The multinomial distribution is a multivariate generalisation of the
binomial distribution. Take an experiment with one of p
possible outcomes. An example of such an experiment is throwing a dice,
where the outcome can be 1 through 6. Each sample drawn from the
distribution represents n such experiments. Its values,
X_i = [X_0, X_1, ..., X_p], represent the number of times the
outcome was i.
X_i = [X_0, X_1, ..., X_p]
n (int) – Number of experiments.
pvals (sequence of floats, length p) – Probabilities of each of the p different outcomes. These
should sum to 1 (however, the last element is always assumed to
account for the remaining probability, as long as
sum(pvals[:-1]) <= 1).
sum(pvals[:-1]) <= 1)
size (int or tuple of ints, optional) – Output shape. If the given shape is, e.g., (m, n, k), then
m * n * k samples are drawn. Default is None, in which case a
single value is returned.
(m, n, k)
m * n * k
chunk_size (int or tuple of int or tuple of ints, optional) – Desired chunk size on each dimension
gpu (bool, optional) – Allocate the tensor on GPU if True, False as default
dtype (data-type, optional) – Data-type of the returned tensor.
out – The drawn samples, of shape size, if that was provided. If not,
the shape is (N,).
In other words, each entry out[i,j,...,:] is an N-dimensional
value drawn from the distribution.
Throw a dice 20 times:
>>> import mars.tensor as mt
>>> mt.random.multinomial(20, [1/6.]*6, size=1).execute()
array([[4, 1, 7, 5, 2, 1]])
It landed 4 times on 1, once on 2, etc.
Now, throw the dice 20 times, and 20 times again:
>>> mt.random.multinomial(20, [1/6.]*6, size=2).execute()
array([[3, 4, 3, 3, 4, 3],
[2, 4, 3, 4, 0, 7]])
For the first run, we threw 3 times 1, 4 times 2, etc.
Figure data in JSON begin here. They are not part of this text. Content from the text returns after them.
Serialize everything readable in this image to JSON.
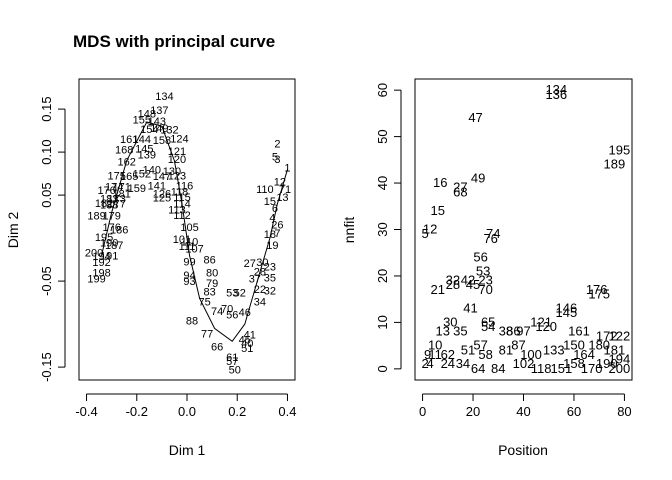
{
  "figure": {
    "background": "#ffffff",
    "ink": "#000000"
  },
  "chart_data": [
    {
      "type": "scatter",
      "title": "MDS with principal curve",
      "xlabel": "Dim 1",
      "ylabel": "Dim 2",
      "xlim": [
        -0.43,
        0.43
      ],
      "ylim": [
        -0.165,
        0.185
      ],
      "xticks": [
        -0.4,
        -0.2,
        0.0,
        0.2,
        0.4
      ],
      "xtick_labels": [
        "-0.4",
        "-0.2",
        "0.0",
        "0.2",
        "0.4"
      ],
      "yticks": [
        -0.15,
        -0.05,
        0.05,
        0.1,
        0.15
      ],
      "ytick_labels": [
        "-0.15",
        "-0.05",
        "0.05",
        "0.10",
        "0.15"
      ],
      "grid": false,
      "marker": "text labels",
      "curve": "principal curve (solid line)",
      "points": [
        {
          "label": "134",
          "x": -0.09,
          "y": 0.165
        },
        {
          "label": "137",
          "x": -0.11,
          "y": 0.149
        },
        {
          "label": "148",
          "x": -0.16,
          "y": 0.145
        },
        {
          "label": "155",
          "x": -0.18,
          "y": 0.138
        },
        {
          "label": "143",
          "x": -0.12,
          "y": 0.136
        },
        {
          "label": "154",
          "x": -0.15,
          "y": 0.127
        },
        {
          "label": "149",
          "x": -0.11,
          "y": 0.128
        },
        {
          "label": "132",
          "x": -0.07,
          "y": 0.126
        },
        {
          "label": "161",
          "x": -0.23,
          "y": 0.115
        },
        {
          "label": "144",
          "x": -0.18,
          "y": 0.115
        },
        {
          "label": "158",
          "x": -0.1,
          "y": 0.114
        },
        {
          "label": "124",
          "x": -0.03,
          "y": 0.116
        },
        {
          "label": "168",
          "x": -0.25,
          "y": 0.103
        },
        {
          "label": "145",
          "x": -0.17,
          "y": 0.104
        },
        {
          "label": "121",
          "x": -0.04,
          "y": 0.101
        },
        {
          "label": "162",
          "x": -0.24,
          "y": 0.089
        },
        {
          "label": "139",
          "x": -0.16,
          "y": 0.097
        },
        {
          "label": "120",
          "x": -0.04,
          "y": 0.092
        },
        {
          "label": "140",
          "x": -0.14,
          "y": 0.08
        },
        {
          "label": "130",
          "x": -0.06,
          "y": 0.078
        },
        {
          "label": "123",
          "x": -0.04,
          "y": 0.073
        },
        {
          "label": "175",
          "x": -0.28,
          "y": 0.073
        },
        {
          "label": "165",
          "x": -0.23,
          "y": 0.072
        },
        {
          "label": "152",
          "x": -0.18,
          "y": 0.075
        },
        {
          "label": "147",
          "x": -0.1,
          "y": 0.072
        },
        {
          "label": "1",
          "x": 0.4,
          "y": 0.082
        },
        {
          "label": "174",
          "x": -0.29,
          "y": 0.06
        },
        {
          "label": "171",
          "x": -0.26,
          "y": 0.06
        },
        {
          "label": "159",
          "x": -0.2,
          "y": 0.058
        },
        {
          "label": "141",
          "x": -0.12,
          "y": 0.061
        },
        {
          "label": "116",
          "x": -0.01,
          "y": 0.061
        },
        {
          "label": "176",
          "x": -0.32,
          "y": 0.056
        },
        {
          "label": "181",
          "x": -0.26,
          "y": 0.052
        },
        {
          "label": "126",
          "x": -0.1,
          "y": 0.052
        },
        {
          "label": "118",
          "x": -0.03,
          "y": 0.054
        },
        {
          "label": "183",
          "x": -0.31,
          "y": 0.046
        },
        {
          "label": "173",
          "x": -0.28,
          "y": 0.046
        },
        {
          "label": "125",
          "x": -0.1,
          "y": 0.047
        },
        {
          "label": "115",
          "x": -0.02,
          "y": 0.048
        },
        {
          "label": "182",
          "x": -0.33,
          "y": 0.041
        },
        {
          "label": "188",
          "x": -0.31,
          "y": 0.039
        },
        {
          "label": "177",
          "x": -0.28,
          "y": 0.04
        },
        {
          "label": "114",
          "x": -0.02,
          "y": 0.04
        },
        {
          "label": "189",
          "x": -0.36,
          "y": 0.026
        },
        {
          "label": "179",
          "x": -0.3,
          "y": 0.026
        },
        {
          "label": "112",
          "x": -0.02,
          "y": 0.027
        },
        {
          "label": "113",
          "x": -0.04,
          "y": 0.033
        },
        {
          "label": "176",
          "x": -0.3,
          "y": 0.013
        },
        {
          "label": "186",
          "x": -0.27,
          "y": 0.01
        },
        {
          "label": "105",
          "x": 0.01,
          "y": 0.013
        },
        {
          "label": "195",
          "x": -0.33,
          "y": 0.001
        },
        {
          "label": "190",
          "x": -0.31,
          "y": -0.005
        },
        {
          "label": "187",
          "x": -0.29,
          "y": -0.008
        },
        {
          "label": "101",
          "x": -0.02,
          "y": -0.001
        },
        {
          "label": "110",
          "x": 0.01,
          "y": -0.004
        },
        {
          "label": "107",
          "x": 0.03,
          "y": -0.012
        },
        {
          "label": "111",
          "x": 0.0,
          "y": -0.009
        },
        {
          "label": "200",
          "x": -0.37,
          "y": -0.017
        },
        {
          "label": "194",
          "x": -0.34,
          "y": -0.021
        },
        {
          "label": "191",
          "x": -0.31,
          "y": -0.02
        },
        {
          "label": "192",
          "x": -0.34,
          "y": -0.028
        },
        {
          "label": "198",
          "x": -0.34,
          "y": -0.04
        },
        {
          "label": "199",
          "x": -0.36,
          "y": -0.047
        },
        {
          "label": "99",
          "x": 0.01,
          "y": -0.027
        },
        {
          "label": "86",
          "x": 0.09,
          "y": -0.025
        },
        {
          "label": "94",
          "x": 0.01,
          "y": -0.043
        },
        {
          "label": "80",
          "x": 0.1,
          "y": -0.04
        },
        {
          "label": "93",
          "x": 0.01,
          "y": -0.05
        },
        {
          "label": "79",
          "x": 0.1,
          "y": -0.052
        },
        {
          "label": "83",
          "x": 0.09,
          "y": -0.062
        },
        {
          "label": "53",
          "x": 0.18,
          "y": -0.063
        },
        {
          "label": "52",
          "x": 0.21,
          "y": -0.063
        },
        {
          "label": "75",
          "x": 0.07,
          "y": -0.074
        },
        {
          "label": "74",
          "x": 0.12,
          "y": -0.085
        },
        {
          "label": "70",
          "x": 0.16,
          "y": -0.082
        },
        {
          "label": "88",
          "x": 0.02,
          "y": -0.096
        },
        {
          "label": "56",
          "x": 0.18,
          "y": -0.089
        },
        {
          "label": "46",
          "x": 0.23,
          "y": -0.086
        },
        {
          "label": "34",
          "x": 0.29,
          "y": -0.074
        },
        {
          "label": "37",
          "x": 0.27,
          "y": -0.047
        },
        {
          "label": "35",
          "x": 0.33,
          "y": -0.046
        },
        {
          "label": "22",
          "x": 0.29,
          "y": -0.059
        },
        {
          "label": "32",
          "x": 0.33,
          "y": -0.061
        },
        {
          "label": "27",
          "x": 0.25,
          "y": -0.029
        },
        {
          "label": "30",
          "x": 0.3,
          "y": -0.028
        },
        {
          "label": "23",
          "x": 0.33,
          "y": -0.033
        },
        {
          "label": "28",
          "x": 0.29,
          "y": -0.039
        },
        {
          "label": "45",
          "x": 0.23,
          "y": -0.118
        },
        {
          "label": "41",
          "x": 0.25,
          "y": -0.112
        },
        {
          "label": "40",
          "x": 0.24,
          "y": -0.122
        },
        {
          "label": "77",
          "x": 0.08,
          "y": -0.111
        },
        {
          "label": "66",
          "x": 0.12,
          "y": -0.126
        },
        {
          "label": "61",
          "x": 0.18,
          "y": -0.138
        },
        {
          "label": "57",
          "x": 0.18,
          "y": -0.143
        },
        {
          "label": "50",
          "x": 0.19,
          "y": -0.153
        },
        {
          "label": "51",
          "x": 0.24,
          "y": -0.128
        },
        {
          "label": "19",
          "x": 0.34,
          "y": -0.008
        },
        {
          "label": "18",
          "x": 0.33,
          "y": 0.005
        },
        {
          "label": "7",
          "x": 0.36,
          "y": 0.006
        },
        {
          "label": "4",
          "x": 0.34,
          "y": 0.024
        },
        {
          "label": "26",
          "x": 0.36,
          "y": 0.016
        },
        {
          "label": "6",
          "x": 0.35,
          "y": 0.035
        },
        {
          "label": "15",
          "x": 0.33,
          "y": 0.043
        },
        {
          "label": "13",
          "x": 0.38,
          "y": 0.048
        },
        {
          "label": "110",
          "x": 0.31,
          "y": 0.057
        },
        {
          "label": "12",
          "x": 0.37,
          "y": 0.066
        },
        {
          "label": "71",
          "x": 0.39,
          "y": 0.057
        },
        {
          "label": "2",
          "x": 0.36,
          "y": 0.11
        },
        {
          "label": "5",
          "x": 0.35,
          "y": 0.095
        },
        {
          "label": "3",
          "x": 0.36,
          "y": 0.092
        }
      ]
    },
    {
      "type": "scatter",
      "title": "",
      "xlabel": "Position",
      "ylabel": "nnfit",
      "xlim": [
        -3,
        83
      ],
      "ylim": [
        -2.4,
        62.4
      ],
      "xticks": [
        0,
        20,
        40,
        60,
        80
      ],
      "xtick_labels": [
        "0",
        "20",
        "40",
        "60",
        "80"
      ],
      "yticks": [
        0,
        10,
        20,
        30,
        40,
        50,
        60
      ],
      "ytick_labels": [
        "0",
        "10",
        "20",
        "30",
        "40",
        "50",
        "60"
      ],
      "grid": false,
      "marker": "text labels",
      "points": [
        {
          "label": "134",
          "x": 53,
          "y": 60
        },
        {
          "label": "136",
          "x": 53,
          "y": 59
        },
        {
          "label": "47",
          "x": 21,
          "y": 54
        },
        {
          "label": "195",
          "x": 78,
          "y": 47
        },
        {
          "label": "189",
          "x": 76,
          "y": 44
        },
        {
          "label": "49",
          "x": 22,
          "y": 41
        },
        {
          "label": "16",
          "x": 7,
          "y": 40
        },
        {
          "label": "27",
          "x": 15,
          "y": 39
        },
        {
          "label": "68",
          "x": 15,
          "y": 38
        },
        {
          "label": "15",
          "x": 6,
          "y": 34
        },
        {
          "label": "12",
          "x": 3,
          "y": 30
        },
        {
          "label": "5",
          "x": 1,
          "y": 29
        },
        {
          "label": "74",
          "x": 28,
          "y": 29
        },
        {
          "label": "76",
          "x": 27,
          "y": 28
        },
        {
          "label": "56",
          "x": 23,
          "y": 24
        },
        {
          "label": "53",
          "x": 24,
          "y": 21
        },
        {
          "label": "32",
          "x": 12,
          "y": 19
        },
        {
          "label": "42",
          "x": 18,
          "y": 19
        },
        {
          "label": "23",
          "x": 25,
          "y": 19
        },
        {
          "label": "21",
          "x": 6,
          "y": 17
        },
        {
          "label": "28",
          "x": 12,
          "y": 18
        },
        {
          "label": "45",
          "x": 20,
          "y": 18
        },
        {
          "label": "70",
          "x": 25,
          "y": 17
        },
        {
          "label": "176",
          "x": 69,
          "y": 17
        },
        {
          "label": "175",
          "x": 70,
          "y": 16
        },
        {
          "label": "41",
          "x": 19,
          "y": 13
        },
        {
          "label": "146",
          "x": 57,
          "y": 13
        },
        {
          "label": "145",
          "x": 57,
          "y": 12
        },
        {
          "label": "30",
          "x": 11,
          "y": 10
        },
        {
          "label": "65",
          "x": 26,
          "y": 10
        },
        {
          "label": "54",
          "x": 26,
          "y": 9
        },
        {
          "label": "121",
          "x": 47,
          "y": 10
        },
        {
          "label": "120",
          "x": 49,
          "y": 9
        },
        {
          "label": "13",
          "x": 8,
          "y": 8
        },
        {
          "label": "35",
          "x": 15,
          "y": 8
        },
        {
          "label": "38",
          "x": 33,
          "y": 8
        },
        {
          "label": "86",
          "x": 36,
          "y": 8
        },
        {
          "label": "97",
          "x": 40,
          "y": 8
        },
        {
          "label": "161",
          "x": 62,
          "y": 8
        },
        {
          "label": "122",
          "x": 78,
          "y": 7
        },
        {
          "label": "172",
          "x": 73,
          "y": 7
        },
        {
          "label": "10",
          "x": 5,
          "y": 5
        },
        {
          "label": "51",
          "x": 18,
          "y": 4
        },
        {
          "label": "57",
          "x": 23,
          "y": 5
        },
        {
          "label": "81",
          "x": 33,
          "y": 4
        },
        {
          "label": "87",
          "x": 38,
          "y": 5
        },
        {
          "label": "150",
          "x": 60,
          "y": 5
        },
        {
          "label": "180",
          "x": 70,
          "y": 5
        },
        {
          "label": "181",
          "x": 76,
          "y": 4
        },
        {
          "label": "9",
          "x": 2,
          "y": 3
        },
        {
          "label": "11",
          "x": 5,
          "y": 3
        },
        {
          "label": "62",
          "x": 10,
          "y": 3
        },
        {
          "label": "58",
          "x": 25,
          "y": 3
        },
        {
          "label": "100",
          "x": 43,
          "y": 3
        },
        {
          "label": "133",
          "x": 52,
          "y": 4
        },
        {
          "label": "164",
          "x": 64,
          "y": 3
        },
        {
          "label": "194",
          "x": 78,
          "y": 2
        },
        {
          "label": "2",
          "x": 1,
          "y": 1
        },
        {
          "label": "4",
          "x": 3,
          "y": 1
        },
        {
          "label": "24",
          "x": 10,
          "y": 1
        },
        {
          "label": "34",
          "x": 16,
          "y": 1
        },
        {
          "label": "64",
          "x": 22,
          "y": 0
        },
        {
          "label": "84",
          "x": 30,
          "y": 0
        },
        {
          "label": "102",
          "x": 40,
          "y": 1
        },
        {
          "label": "118",
          "x": 47,
          "y": 0
        },
        {
          "label": "151",
          "x": 55,
          "y": 0
        },
        {
          "label": "158",
          "x": 60,
          "y": 1
        },
        {
          "label": "170",
          "x": 67,
          "y": 0
        },
        {
          "label": "190",
          "x": 73,
          "y": 1
        },
        {
          "label": "200",
          "x": 78,
          "y": 0
        }
      ]
    }
  ]
}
For the second,
we threw 2 times 1, 4 times 2, etc.
A loaded die is more likely to land on number 6:
>>> mt.random.multinomial(100, [1/7.]*5 + [2/7.]).execute()
array([11, 16, 14, 17, 16, 26])
The probability inputs should be normalized. As an implementation
detail, the value of the last entry is ignored and assumed to take
up any leftover probability mass, but this should not be relied on.
A biased coin which has twice as much weight on one side as on the
other should be sampled like so:
>>> mt.random.multinomial(100, [1.0 / 3, 2.0 / 3]).execute() # RIGHT
>>> mt.random.multinomial(100, [1.0, 2.0]).execute() # WRONG